Thinning out the foliage
Before the branches can be wired, it is necessary to thin out the foliage. The foliage mass needs to be reduced so that the actual structure of the tree, the trunkline, the primary and the secondary branches can be seen clearly enough to arrange them into a refined foliage mass. The branches need to be cleaned of enough foliage to allow the wire to be applied.
Thinning the foliage also allows light into the foliage mass as a whole; if the tree is allowed to cultivate too dense a mass of foliage, it results in the inner and lower branches becoming shaded, severely weakening them and eventually causing dieback of the shaded branches.
As can be seen in the image above, this San Jose Juniper bonsai had a mixture of the mature scale foliage and the less desirable juvenile needle foliage. That had been growing freely and become very dense. The inner branches had become weak as a result and in terms of shaping the branches, applying wire would be virtually impossible.
Thinning out a Juniper bonsai to prepare it for wiring
Thinning out the foliage mass of a Juniper is not simply a case of randomly removing branches and leaves. There are several types of shoots and leaves that can be viewed as ‘undesirable’ within the foliage mass. A great deal of the process of thinning out a Juniper encompasses methodically working over the tree removing all growth that is undesirable.
‘Sports’ and ‘runts’ that have sprouted in the crutch of two older branches
Runts and ‘Hotheads’ or Sports
These are shoots that typically emerge from the crutch of two older branches; the runts will often just be a spray of foliage that will never extend into a shoot whilst a sport or a hothead is an extremely vigorous shoot that will grow at a rapid rate compared to the neighbouring branches it emerges between. If allowed to extend as vigorously as they wish to, ‘hot-heads’ will dominate the surrounding shoots and branches, weakening them. Both runts and hotheads should be removed using a sharp pair of scissors. Note that leaving the very bottom part of the shoot intact can result in backbudding from this point in the future.
The same branch with the ‘runts’ and ‘hotheads’ removed. What remains though are three branches at one intersection, one of these branches must be removed.
Reducing all branch junctions to two branches
All branches should bifurcate; that is, they should divide into two. Where there are more than two branches at a junction, the number should be reduced.
Which of the surplus branches are to be removed is down to the enthusiast and depends on which branches he perceives will be the most useful to retain for styling.
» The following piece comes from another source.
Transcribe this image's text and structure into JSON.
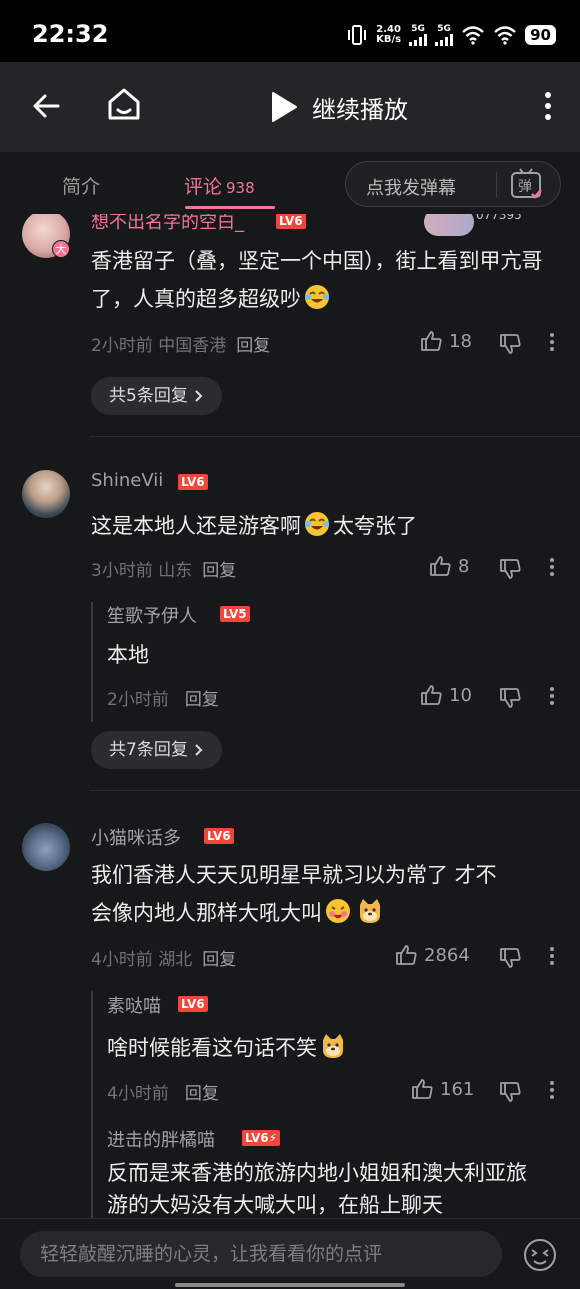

This can depend on factors such as the length of the branch, the amount of useful foliage it carries, the type of foliage it has (whether it is mature and juvenile) and whether the removal of a thicker branch will improve branch taper.
The heavily congested section of the foliage mass before thinning………..
……………and after thinning out of the foliage on the remaining branches. … Note the bare shoots with sprays of foliage at their tips.
With the runts and hotheads removed and all branch intersections reduced to just two, the remaining shoots can then prepared ready for wiring and placement, also known as ‘laying out’.